POLITIQUE
06/12/2018 18:16 EST | Actualisé 06/12/2018 18:16 EST

Baisse de taxes scolaires : le ministre des Finances espère que les locataires en bénéficieront

«Je me suis moi-même posé ces questions-là», admet Eric Girard.

Le ministre des Finances Eric Girard a déposé son projet de loi pour instaurer un taux unique de taxation scolaire le 6 décembre 2018.
La Presse canadienne
Le ministre des Finances Eric Girard a déposé son projet de loi pour instaurer un taux unique de taxation scolaire le 6 décembre 2018.

QUÉBEC – Le ministre des Finances, Eric Girard, espère que les propriétaires d'immeubles appliqueront la «théorie du ruissellement» et donneront une hausse de loyer moins importante, voire une baisse, après la baisse des taxes scolaires de son gouvernement.

Le gouvernement Legault a déposé son projet de loi #3 qui vise à instaurer un taux unique de taxation scolaire – de façon graduelle pendant quatre ans – à l'ensemble des commissions scolaires à travers la province.

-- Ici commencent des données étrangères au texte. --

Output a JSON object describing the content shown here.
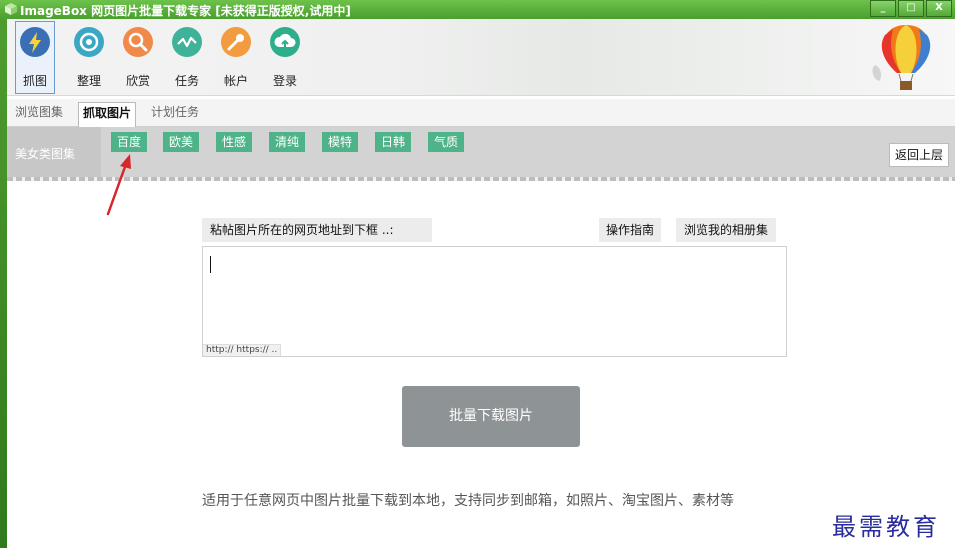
{
  "window": {
    "title": "ImageBox 网页图片批量下载专家 [未获得正版授权,试用中]",
    "controls": [
      "_",
      "□",
      "X"
    ]
  },
  "toolbar": {
    "items": [
      {
        "label": "抓图",
        "icon": "lightning-icon",
        "color": "#3b6fb5",
        "active": true
      },
      {
        "label": "整理",
        "icon": "eye-icon",
        "color": "#3aa8c4"
      },
      {
        "label": "欣赏",
        "icon": "search-icon",
        "color": "#f08a4b"
      },
      {
        "label": "任务",
        "icon": "pulse-icon",
        "color": "#3fb39a"
      },
      {
        "label": "帐户",
        "icon": "key-icon",
        "color": "#f29b3f"
      },
      {
        "label": "登录",
        "icon": "cloud-upload-icon",
        "color": "#2fae8c"
      }
    ]
  },
  "tabs": [
    {
      "label": "浏览图集",
      "active": false
    },
    {
      "label": "抓取图片",
      "active": true
    },
    {
      "label": "计划任务",
      "active": false
    }
  ],
  "category": {
    "title": "美女类图集",
    "chips": [
      "百度",
      "欧美",
      "性感",
      "清纯",
      "模特",
      "日韩",
      "气质"
    ],
    "back": "返回上层"
  },
  "form": {
    "paste_label": "粘帖图片所在的网页地址到下框 ..:",
    "guide": "操作指南",
    "album": "浏览我的相册集",
    "url_hint": "http:// https:// ..",
    "download": "批量下载图片",
    "description": "适用于任意网页中图片批量下载到本地，支持同步到邮箱，如照片、淘宝图片、素材等"
  },
  "watermark": "最需教育",
  "colors": {
    "title_green": "#56a83a",
    "chip_green": "#4fb38a",
    "download_button": "#8e9395",
    "arrow": "#d9262a"
  }
}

Ainsi, des propriétaires au Saguenay-Lac-Saint-Jean ou en Mauricie – qui paient plus de taxes scolaires – bénéficieront d'une importante réduction, alors que la région des Laurentides – qui a le plus bas taux de taxes scolaires – restera au beau fixe.

Nous visons un effet indirect via les loyers : moins de hausses de loyer ou même des baisses de loyer...Eric Girard, ministre des Finances

Mais qu'en est-il des locataires, qui ne possèdent pas une maison? Auront-ils droit à davantage d'argent dans leurs poches?

«C'est légitime, je me suis moi-même posé ces questions-là, a admis candidement le ministre Girard. L'effet direct, c'est pour les propriétaires, c'est indéniable. Nous visons un effet indirect via les loyers : moins de hausses de loyer ou même des baisses de loyer...»

M. Girard souhaite regarder cette question plus en profondeur lors des consultations prévues sur le projet de loi et travailler avec «les partenaires impliqués» pour que les locataires – qui forment 40% de la population au Québec – puissent bénéficier de cet argent.

À terme, cette baisse de taxes scolaires coûterait entre 700 et 900 millions de dollars à l'État par année, estime le ministre des Finances.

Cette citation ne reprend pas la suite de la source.